Recognising the need to speak quickly, Sam tried to get his most important points across to a brother too angry to listen to him. 'I don't take killing innocent people lightly, Dean, but as you once said the things we are willing to do for those we love is sometimes scary. I lost my mother to some powers and a destiny that I never chose; my father's soul when I didn't obey his orders to kill him – because Dean he would still have died but he would have taken the demon with him and been saved from going to hell as part of a deal to save your life later from that same demon - and I'm losing you because I chose to put my principles above the principles of hunting – don't hesitate at the kill. I'm through with losing and I need this message to go out unambiguously to whoever is listening – I willexact the cost of going through with this deal from every supernatural being in heaven and hell and every point in between – and I will keep on doing so, till I get some higher power – demon or angel – to break the deal.

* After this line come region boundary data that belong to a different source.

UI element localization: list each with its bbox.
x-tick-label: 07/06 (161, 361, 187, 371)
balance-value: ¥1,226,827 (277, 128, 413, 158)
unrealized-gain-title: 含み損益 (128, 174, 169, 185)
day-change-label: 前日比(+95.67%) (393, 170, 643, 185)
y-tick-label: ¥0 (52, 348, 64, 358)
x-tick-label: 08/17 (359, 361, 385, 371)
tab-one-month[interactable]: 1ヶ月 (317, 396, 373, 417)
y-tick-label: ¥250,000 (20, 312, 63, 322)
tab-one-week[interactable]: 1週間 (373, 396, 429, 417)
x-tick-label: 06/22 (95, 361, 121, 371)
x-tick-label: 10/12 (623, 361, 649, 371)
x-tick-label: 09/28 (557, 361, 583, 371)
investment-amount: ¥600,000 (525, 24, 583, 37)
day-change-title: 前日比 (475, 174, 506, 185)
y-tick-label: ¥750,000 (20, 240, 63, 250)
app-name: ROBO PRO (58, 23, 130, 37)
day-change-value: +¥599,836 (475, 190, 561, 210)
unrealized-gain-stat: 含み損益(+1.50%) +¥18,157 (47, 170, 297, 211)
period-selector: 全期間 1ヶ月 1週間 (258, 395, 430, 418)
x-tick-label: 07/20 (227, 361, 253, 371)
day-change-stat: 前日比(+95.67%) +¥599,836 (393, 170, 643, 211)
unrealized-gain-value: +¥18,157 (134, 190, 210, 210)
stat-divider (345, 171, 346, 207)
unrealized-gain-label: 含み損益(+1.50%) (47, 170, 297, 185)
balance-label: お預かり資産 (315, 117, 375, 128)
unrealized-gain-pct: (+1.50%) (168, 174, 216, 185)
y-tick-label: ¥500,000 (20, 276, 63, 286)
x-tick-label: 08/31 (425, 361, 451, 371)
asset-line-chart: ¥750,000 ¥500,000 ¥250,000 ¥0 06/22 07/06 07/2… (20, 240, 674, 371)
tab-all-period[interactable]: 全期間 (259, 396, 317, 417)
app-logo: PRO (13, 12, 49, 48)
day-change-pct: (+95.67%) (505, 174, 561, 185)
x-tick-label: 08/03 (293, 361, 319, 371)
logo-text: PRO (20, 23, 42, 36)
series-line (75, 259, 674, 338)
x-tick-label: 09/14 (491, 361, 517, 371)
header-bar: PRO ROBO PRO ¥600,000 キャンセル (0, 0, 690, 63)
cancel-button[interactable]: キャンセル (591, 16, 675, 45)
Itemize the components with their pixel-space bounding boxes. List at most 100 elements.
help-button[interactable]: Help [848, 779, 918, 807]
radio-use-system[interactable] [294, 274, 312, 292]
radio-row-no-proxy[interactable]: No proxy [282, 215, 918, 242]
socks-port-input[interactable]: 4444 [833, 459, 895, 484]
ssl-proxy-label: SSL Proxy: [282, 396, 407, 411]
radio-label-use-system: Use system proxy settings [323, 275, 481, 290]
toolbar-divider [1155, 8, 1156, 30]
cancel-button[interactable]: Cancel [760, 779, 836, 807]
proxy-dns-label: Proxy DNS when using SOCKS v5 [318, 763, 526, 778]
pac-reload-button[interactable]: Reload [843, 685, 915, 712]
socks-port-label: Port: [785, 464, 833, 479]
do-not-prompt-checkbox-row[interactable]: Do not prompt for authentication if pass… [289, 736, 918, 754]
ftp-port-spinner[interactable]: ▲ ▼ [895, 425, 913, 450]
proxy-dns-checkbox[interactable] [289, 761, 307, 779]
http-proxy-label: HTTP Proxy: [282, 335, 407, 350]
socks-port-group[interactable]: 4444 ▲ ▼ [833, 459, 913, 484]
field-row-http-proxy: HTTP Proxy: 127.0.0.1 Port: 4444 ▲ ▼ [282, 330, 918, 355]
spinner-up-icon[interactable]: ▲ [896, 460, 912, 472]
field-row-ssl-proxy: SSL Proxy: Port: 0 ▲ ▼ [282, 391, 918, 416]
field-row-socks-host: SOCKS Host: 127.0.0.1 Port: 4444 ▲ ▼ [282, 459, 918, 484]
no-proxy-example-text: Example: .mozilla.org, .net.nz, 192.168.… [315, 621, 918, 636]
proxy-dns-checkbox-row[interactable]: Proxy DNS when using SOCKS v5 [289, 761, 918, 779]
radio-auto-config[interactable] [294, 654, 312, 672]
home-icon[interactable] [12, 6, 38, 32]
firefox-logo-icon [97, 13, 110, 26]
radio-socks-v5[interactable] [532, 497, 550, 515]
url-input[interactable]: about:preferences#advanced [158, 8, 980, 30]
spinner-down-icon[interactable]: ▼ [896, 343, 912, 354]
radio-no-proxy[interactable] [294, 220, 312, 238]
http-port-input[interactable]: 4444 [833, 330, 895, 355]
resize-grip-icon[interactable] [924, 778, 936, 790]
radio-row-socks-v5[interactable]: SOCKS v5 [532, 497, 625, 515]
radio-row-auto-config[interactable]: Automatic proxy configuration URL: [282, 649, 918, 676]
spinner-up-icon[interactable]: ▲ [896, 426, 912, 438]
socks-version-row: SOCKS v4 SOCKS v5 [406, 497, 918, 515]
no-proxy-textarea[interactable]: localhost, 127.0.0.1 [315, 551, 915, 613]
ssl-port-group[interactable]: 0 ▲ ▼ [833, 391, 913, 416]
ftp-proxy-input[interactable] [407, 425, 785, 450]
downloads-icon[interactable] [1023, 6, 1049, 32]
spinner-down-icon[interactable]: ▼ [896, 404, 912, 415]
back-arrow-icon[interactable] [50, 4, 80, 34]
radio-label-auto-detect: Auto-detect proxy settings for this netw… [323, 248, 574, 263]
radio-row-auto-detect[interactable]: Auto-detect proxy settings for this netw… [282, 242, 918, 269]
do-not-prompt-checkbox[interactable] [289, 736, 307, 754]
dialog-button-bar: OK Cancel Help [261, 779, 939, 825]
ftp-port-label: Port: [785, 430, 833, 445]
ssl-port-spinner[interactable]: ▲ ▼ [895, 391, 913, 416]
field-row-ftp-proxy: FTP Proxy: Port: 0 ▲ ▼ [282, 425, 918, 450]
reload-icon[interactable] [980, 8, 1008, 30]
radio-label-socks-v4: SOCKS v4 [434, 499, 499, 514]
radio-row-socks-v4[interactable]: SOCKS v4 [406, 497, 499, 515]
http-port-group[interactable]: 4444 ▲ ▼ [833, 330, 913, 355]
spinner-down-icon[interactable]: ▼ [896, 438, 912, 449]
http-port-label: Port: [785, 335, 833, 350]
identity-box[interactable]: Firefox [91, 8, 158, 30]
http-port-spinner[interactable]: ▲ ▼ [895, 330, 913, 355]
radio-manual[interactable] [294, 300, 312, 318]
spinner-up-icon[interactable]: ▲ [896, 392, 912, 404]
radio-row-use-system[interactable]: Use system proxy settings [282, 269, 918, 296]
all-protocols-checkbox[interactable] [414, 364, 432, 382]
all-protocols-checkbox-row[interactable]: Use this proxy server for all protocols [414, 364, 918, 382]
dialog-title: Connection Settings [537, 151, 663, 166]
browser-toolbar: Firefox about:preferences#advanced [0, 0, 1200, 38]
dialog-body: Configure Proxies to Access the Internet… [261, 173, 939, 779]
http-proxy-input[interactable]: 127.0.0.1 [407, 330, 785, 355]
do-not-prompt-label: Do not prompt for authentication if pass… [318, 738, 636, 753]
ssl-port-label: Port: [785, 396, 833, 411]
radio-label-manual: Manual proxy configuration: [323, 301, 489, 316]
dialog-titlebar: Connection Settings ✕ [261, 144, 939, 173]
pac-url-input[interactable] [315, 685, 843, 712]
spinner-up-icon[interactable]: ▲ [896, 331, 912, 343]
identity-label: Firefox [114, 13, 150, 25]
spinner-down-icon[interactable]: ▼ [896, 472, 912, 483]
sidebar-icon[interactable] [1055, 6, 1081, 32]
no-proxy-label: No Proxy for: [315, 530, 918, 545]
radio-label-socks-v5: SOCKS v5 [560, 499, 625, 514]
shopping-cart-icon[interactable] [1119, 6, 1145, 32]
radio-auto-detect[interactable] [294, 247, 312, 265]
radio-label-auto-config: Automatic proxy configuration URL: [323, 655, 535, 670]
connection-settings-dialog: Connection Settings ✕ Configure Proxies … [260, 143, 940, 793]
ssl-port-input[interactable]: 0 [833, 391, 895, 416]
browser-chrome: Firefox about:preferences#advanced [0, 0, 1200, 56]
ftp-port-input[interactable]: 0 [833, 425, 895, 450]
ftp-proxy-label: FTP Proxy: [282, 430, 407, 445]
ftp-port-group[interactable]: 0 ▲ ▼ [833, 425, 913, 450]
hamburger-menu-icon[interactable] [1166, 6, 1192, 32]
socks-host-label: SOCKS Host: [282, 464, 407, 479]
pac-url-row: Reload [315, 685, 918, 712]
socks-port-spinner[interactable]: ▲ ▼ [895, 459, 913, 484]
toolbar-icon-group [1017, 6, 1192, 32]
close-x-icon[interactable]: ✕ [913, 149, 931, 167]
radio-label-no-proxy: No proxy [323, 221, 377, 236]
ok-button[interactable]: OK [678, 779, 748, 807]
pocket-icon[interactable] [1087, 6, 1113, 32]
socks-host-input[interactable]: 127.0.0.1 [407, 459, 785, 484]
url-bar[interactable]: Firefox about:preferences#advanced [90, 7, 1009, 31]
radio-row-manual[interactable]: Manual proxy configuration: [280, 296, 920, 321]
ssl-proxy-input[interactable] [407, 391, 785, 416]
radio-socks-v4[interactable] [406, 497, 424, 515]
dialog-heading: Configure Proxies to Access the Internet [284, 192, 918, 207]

And I am not going to let you or anyone else stop me.'
Long after the deal was broken, Dean would remember the echo of Sam's words and the conflicting emotions they evoked in him - fear for his brother's life and soul, anger at Sam's recklessness, shame at hurting so badly the only family he had left, and the reluctant pride in Sam's strength, courage and determination. But what he remembered most of all was the overwhelming warmth of being loved and cherished, as he had never felt before. All his life he had known and accepted that he would do anything, sacrifice everything for Sam; that day he accepted for the first time that the same was true for Sam, that what Sam would not do for anyone else, he would do unhesitatingly and unconditionally for Dean.
While neither speaks of it openly, Sam remembers the day he killed the Crossroads Demon as one of the worst days in his life; and Dean remembers it as one of the best.